Education Innovation Award
JOINT WINNER: Tom Doig
The Coal Face
An outstanding fusion of oral history, journalism and political activism. Tom Doig has worked hard and well to collect impressive first person accounts of the Morwell fire and of the time before and after; he has written a compelling account that threads those accounts into his narrative almost seamlessly, so that although the book and the framing is his, the evidence and the power comes from the testimony. This is, by any measure an impressive and innovative example of contemporary activist oral history.
JOINT WINNER: Sharon Huebner
Nidjuuk, Niih, Kaatitjin – Look, Learn, Listen
http://aiatsis.gov.au/bio/sharon-huebner
Such an impressive project. This project aimed to recover the story of Bessie Flowers, Noongar woman who went with 4 others from WA to Victoria in the 1860s, where she married a Koorie man, through archival research in WA and Victoria, and interviews in both states with descendants. The project is also about family memory and loss of that memory, and about the processes and significance of recovering family memory in indigenous communities. The manuscript, which will be a book published by Fremantle Arts Centre Press, is beautifully presented, with colour line drawings and maps, stunning archival and recent photos; carefully edited and juxtaposed archive material (from colonial administrators and clergy, from Bessy’s letters, from Board correspondence) with interviews that trace the descendants’ own lives in each state and their responses to the recovery of Bessie’s images and stories. This is wonderful: moving, insightful, challenging and important for the extended family, and for all of us.
COMMENDED: Alyce Bailey
Ringwood Secondary School year 9 Digital History course
An impressive year 9 course at Ringwood Secondary School in which the students interview a family member or neighbour about migration to Australia, and then create a 3 minute digital history using the template and resources provided by the Museum Victoria Making History website. Some of the student videos are available on Vimeo and they make engaging and effective use of oral history, together with images, graphics and music, to illuminate the migration experience.

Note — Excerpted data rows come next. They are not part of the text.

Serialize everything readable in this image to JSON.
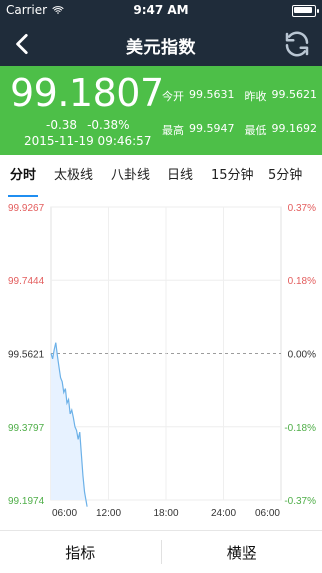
{
  "status_bar": {
    "carrier": "Carrier",
    "time": "9:47 AM"
  },
  "nav": {
    "title": "美元指数"
  },
  "quote": {
    "price": "99.1807",
    "change": "-0.38",
    "change_pct": "-0.38%",
    "datetime": "2015-11-19 09:46:57",
    "today_open_label": "今开",
    "today_open_value": "99.5631",
    "yesterday_close_label": "昨收",
    "yesterday_close_value": "99.5621",
    "high_label": "最高",
    "high_value": "99.5947",
    "low_label": "最低",
    "low_value": "99.1692"
  },
  "tabs": {
    "items": [
      "分时",
      "太极线",
      "八卦线",
      "日线",
      "15分钟",
      "5分钟"
    ],
    "active": 0
  },
  "chart_data": {
    "type": "area",
    "x_range": [
      "06:00",
      "06:00"
    ],
    "x_ticks": [
      "06:00",
      "12:00",
      "18:00",
      "24:00",
      "06:00"
    ],
    "y_ticks": [
      "99.9267",
      "99.7444",
      "99.5621",
      "99.3797",
      "99.1974"
    ],
    "y_right_ticks": [
      "0.37%",
      "0.18%",
      "0.00%",
      "-0.18%",
      "-0.37%"
    ],
    "ylim": [
      99.1974,
      99.9267
    ],
    "baseline": 99.5621,
    "series": [
      {
        "values": [
          [
            "06:00",
            99.5621
          ],
          [
            "06:10",
            99.5487
          ],
          [
            "06:20",
            99.5713
          ],
          [
            "06:30",
            99.589
          ],
          [
            "06:40",
            99.5565
          ],
          [
            "06:50",
            99.5287
          ],
          [
            "07:00",
            99.5017
          ],
          [
            "07:10",
            99.492
          ],
          [
            "07:20",
            99.4652
          ],
          [
            "07:30",
            99.4748
          ],
          [
            "07:40",
            99.4386
          ],
          [
            "07:50",
            99.4476
          ],
          [
            "08:00",
            99.4116
          ],
          [
            "08:10",
            99.4214
          ],
          [
            "08:20",
            99.4024
          ],
          [
            "08:30",
            99.3796
          ],
          [
            "08:40",
            99.3707
          ],
          [
            "08:50",
            99.3484
          ],
          [
            "09:00",
            99.3664
          ],
          [
            "09:10",
            99.3121
          ],
          [
            "09:20",
            99.2578
          ],
          [
            "09:30",
            99.2173
          ],
          [
            "09:46",
            99.1807
          ]
        ]
      }
    ]
  },
  "bottom": {
    "left_label": "指标",
    "right_label": "横竖"
  },
  "colors": {
    "nav_bg": "#1f2c3a",
    "quote_bg": "#4dbf48",
    "line": "#6cb1e8",
    "fill": "#e7f2ff",
    "up": "#e35d5d",
    "down": "#4fae48",
    "neutral": "#333333"
  },
  "icons": {
    "back": "chevron-left-icon",
    "refresh": "refresh-icon",
    "wifi": "wifi-icon",
    "battery": "battery-icon"
  }
}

Community Innovation Award
WINNER: Rose Turtle Ertler
Rebel Elders
This work is tremendously impressive, in conception, creation, production and performance. The idea of focusing interviews with elders on ‘rebellion’ was inspired, and the resulting interviews clearly produced some wonderful, compelling, moving stories. Getting 10 young musicians to create music for each story was an inspired example of intergenerational practice. Combining narrated story, music and performance was just wonderful, indeed breathtaking. We love the way the elders focus on performing while their stories are played, and how their faces and bodies capture aspects of the story yet also take it in new directions that engage directly with the audience. The film of the performance, and the shorter clips give the viewer a good sense of a stunning live production.

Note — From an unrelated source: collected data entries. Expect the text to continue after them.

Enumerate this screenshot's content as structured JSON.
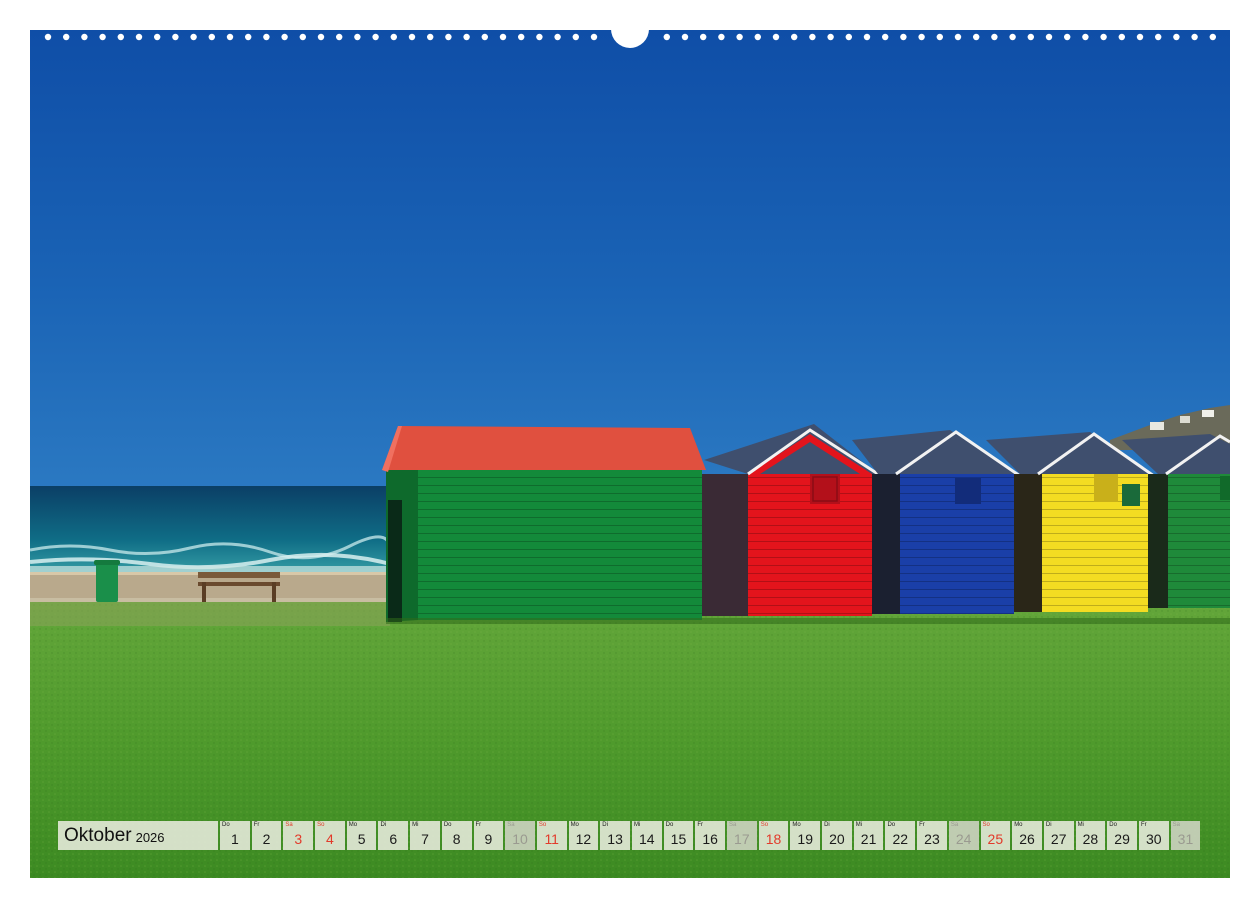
{
  "calendar": {
    "month": "Oktober",
    "year": "2026",
    "days": [
      {
        "wd": "Do",
        "num": "1",
        "type": "weekday"
      },
      {
        "wd": "Fr",
        "num": "2",
        "type": "weekday"
      },
      {
        "wd": "Sa",
        "num": "3",
        "type": "sun"
      },
      {
        "wd": "So",
        "num": "4",
        "type": "sun"
      },
      {
        "wd": "Mo",
        "num": "5",
        "type": "weekday"
      },
      {
        "wd": "Di",
        "num": "6",
        "type": "weekday"
      },
      {
        "wd": "Mi",
        "num": "7",
        "type": "weekday"
      },
      {
        "wd": "Do",
        "num": "8",
        "type": "weekday"
      },
      {
        "wd": "Fr",
        "num": "9",
        "type": "weekday"
      },
      {
        "wd": "Sa",
        "num": "10",
        "type": "sat"
      },
      {
        "wd": "So",
        "num": "11",
        "type": "sun"
      },
      {
        "wd": "Mo",
        "num": "12",
        "type": "weekday"
      },
      {
        "wd": "Di",
        "num": "13",
        "type": "weekday"
      },
      {
        "wd": "Mi",
        "num": "14",
        "type": "weekday"
      },
      {
        "wd": "Do",
        "num": "15",
        "type": "weekday"
      },
      {
        "wd": "Fr",
        "num": "16",
        "type": "weekday"
      },
      {
        "wd": "Sa",
        "num": "17",
        "type": "sat"
      },
      {
        "wd": "So",
        "num": "18",
        "type": "sun"
      },
      {
        "wd": "Mo",
        "num": "19",
        "type": "weekday"
      },
      {
        "wd": "Di",
        "num": "20",
        "type": "weekday"
      },
      {
        "wd": "Mi",
        "num": "21",
        "type": "weekday"
      },
      {
        "wd": "Do",
        "num": "22",
        "type": "weekday"
      },
      {
        "wd": "Fr",
        "num": "23",
        "type": "weekday"
      },
      {
        "wd": "Sa",
        "num": "24",
        "type": "sat"
      },
      {
        "wd": "So",
        "num": "25",
        "type": "sun"
      },
      {
        "wd": "Mo",
        "num": "26",
        "type": "weekday"
      },
      {
        "wd": "Di",
        "num": "27",
        "type": "weekday"
      },
      {
        "wd": "Mi",
        "num": "28",
        "type": "weekday"
      },
      {
        "wd": "Do",
        "num": "29",
        "type": "weekday"
      },
      {
        "wd": "Fr",
        "num": "30",
        "type": "weekday"
      },
      {
        "wd": "Sa",
        "num": "31",
        "type": "sat"
      }
    ]
  },
  "colors": {
    "sky": "#1a5eb0",
    "sea": "#0d4f6e",
    "grass": "#4f9a2c",
    "hut_green": "#138a3a",
    "hut_green_roof": "#e0503f",
    "hut_red": "#e3141c",
    "hut_blue": "#1a3fa8",
    "hut_yellow": "#f3dc22",
    "roof_slate": "#3f4f6e",
    "sunday_red": "#e23a2a"
  }
}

COMMENDED: Sarah Rood, Katherine Sheedy, Fiona Poulton & Lucy Bracey, Way Back When Consulting Historians
Our Stories: The Sephardi Association of Victoria
https://ourstoriessephardivic.wordpress.com/
This a fine example of professional historians working with a community group (and sharing authority) to make an accessible, engaging website that showcases community objects and oral histories. We love the simplicity of the site, the use of objects as the starting place for migrant and ethnic community stories, the quality of the photographs and audio recordings, and the use of SoundCloud as way of storing and accessing audio clips. In short, this project suggests and showcases new ways of doing community oral history.

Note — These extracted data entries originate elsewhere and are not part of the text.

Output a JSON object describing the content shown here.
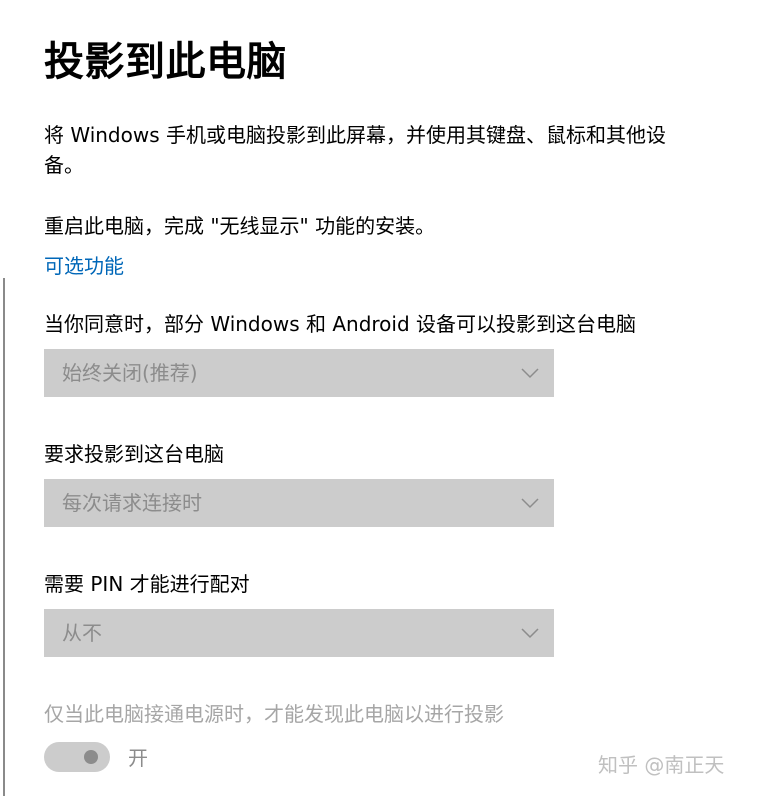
{
  "page": {
    "title": "投影到此电脑",
    "description": "将 Windows 手机或电脑投影到此屏幕，并使用其键盘、鼠标和其他设备。",
    "restart_notice": "重启此电脑，完成 \"无线显示\" 功能的安装。",
    "optional_features_link": "可选功能"
  },
  "settings": {
    "availability": {
      "label": "当你同意时，部分 Windows 和 Android 设备可以投影到这台电脑",
      "value": "始终关闭(推荐)"
    },
    "ask_to_project": {
      "label": "要求投影到这台电脑",
      "value": "每次请求连接时"
    },
    "require_pin": {
      "label": "需要 PIN 才能进行配对",
      "value": "从不"
    },
    "power_only": {
      "label": "仅当此电脑接通电源时，才能发现此电脑以进行投影",
      "toggle_state": "开"
    }
  },
  "watermark": "知乎 @南正天",
  "colors": {
    "link": "#0067b8",
    "dropdown_bg": "#cccccc",
    "disabled_text": "#8c8c8c"
  }
}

COMMENDED: Melissa Walsh and Judy Hughes
The Road Safety Campaign 1967-1972
https://www.youtube.com/watch?v=RBr1QwAjvWc
What an original and effective use of oral history from the Young Christian Workers Archive. This is innovative and effective in several ways: using oral history to illuminate the role of the YCW in a transformative social and political campaign about road safety in the late 1960s, and a YCW learning and activist approach that is still relevant; combining extracts from interviews with animated film to create a well-crafted and engaging video output; placing that video on YouTube to reach younger audiences. The use of animation is especially innovative and effective.